Des hauts et des bas pour Kathy Tremblay
Pratiquant le triathlon depuis l’âge de 12 ans, mais étant sur la scène internationale et dans les médias depuis quelques années seulement, Kathy Tremblay, de Pierrefonds, ne passe pas une journée sans s'entraîner pour atteindre son rêve.
Un changement survenu récemment dans la vie de Kathy a ravivé la flamme pour sa passion: le triathlon. «En octobre, on a changé de club mon copain et moi. On est maintenant au Club Triolax, de Vaudreuil-Dorion, un des plus gros au Québec. J’ai commencé à faire du triathlon parce que j’avais un plaisir fou à le pratiquer et parce que j’adorais l’ambiance. Depuis que je suis au club de Vaudreuil, j’ai retrouvé ce sentiment de manière profonde. Plusieurs de mes besoins y sont satisfaits, soit l’appartenance et l’amour, ainsi que le plaisir et la réalisation de soi», a dit Kathy, en faisant référence à la pyramide de Maslow.

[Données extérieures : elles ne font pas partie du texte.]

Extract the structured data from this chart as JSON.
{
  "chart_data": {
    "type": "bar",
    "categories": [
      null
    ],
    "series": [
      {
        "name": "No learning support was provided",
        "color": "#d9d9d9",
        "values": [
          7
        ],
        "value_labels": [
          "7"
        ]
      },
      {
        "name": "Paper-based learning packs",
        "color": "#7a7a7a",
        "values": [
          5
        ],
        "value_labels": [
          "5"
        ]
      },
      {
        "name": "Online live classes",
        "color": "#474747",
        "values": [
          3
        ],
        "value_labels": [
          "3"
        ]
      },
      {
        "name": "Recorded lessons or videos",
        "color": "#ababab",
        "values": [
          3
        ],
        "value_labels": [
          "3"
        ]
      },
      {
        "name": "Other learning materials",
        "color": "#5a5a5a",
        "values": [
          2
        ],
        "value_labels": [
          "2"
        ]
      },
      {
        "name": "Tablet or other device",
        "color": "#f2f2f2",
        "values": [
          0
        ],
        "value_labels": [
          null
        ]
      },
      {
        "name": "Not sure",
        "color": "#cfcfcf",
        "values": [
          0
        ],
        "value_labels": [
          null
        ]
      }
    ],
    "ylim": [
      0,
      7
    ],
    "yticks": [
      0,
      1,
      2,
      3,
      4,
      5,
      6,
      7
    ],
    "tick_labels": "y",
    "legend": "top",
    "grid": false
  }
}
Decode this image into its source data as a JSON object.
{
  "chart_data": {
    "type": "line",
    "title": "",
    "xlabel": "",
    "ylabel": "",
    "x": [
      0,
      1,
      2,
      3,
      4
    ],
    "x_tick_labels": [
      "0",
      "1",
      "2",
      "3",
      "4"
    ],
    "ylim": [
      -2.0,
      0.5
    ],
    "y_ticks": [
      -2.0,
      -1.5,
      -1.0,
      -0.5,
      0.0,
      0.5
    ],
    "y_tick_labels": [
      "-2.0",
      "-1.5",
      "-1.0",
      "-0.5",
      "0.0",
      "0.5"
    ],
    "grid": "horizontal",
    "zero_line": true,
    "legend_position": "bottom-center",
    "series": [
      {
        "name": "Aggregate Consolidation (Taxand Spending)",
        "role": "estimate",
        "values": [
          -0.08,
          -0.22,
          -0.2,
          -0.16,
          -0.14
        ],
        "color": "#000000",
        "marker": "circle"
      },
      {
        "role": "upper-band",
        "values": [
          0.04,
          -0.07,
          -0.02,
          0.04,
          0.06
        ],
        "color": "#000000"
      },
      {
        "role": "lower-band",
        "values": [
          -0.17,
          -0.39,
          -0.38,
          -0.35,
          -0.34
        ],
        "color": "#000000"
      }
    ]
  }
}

B-210, l’outil vers le succès
Kathy est désormais entourée de professionnels qui prennent soin de son corps, de son «F-1», comme elle se plaît si bien à le surnommer. Des chiropraticiens et massothérapeutes lui «procurent tout le nécessaire, affirme-t-elle. Ils font en sorte que ton bolide [corps] soit maximisé à 100 % et que tu ramènes une médaille. Les gens que je côtoie sont des personnes qui veulent des médailles d’or. Avant, j’étais un peu seule à vouloir cela. D’être entourée de professionnels qui travaillent comme toi, ça garde tes objectifs élevés.»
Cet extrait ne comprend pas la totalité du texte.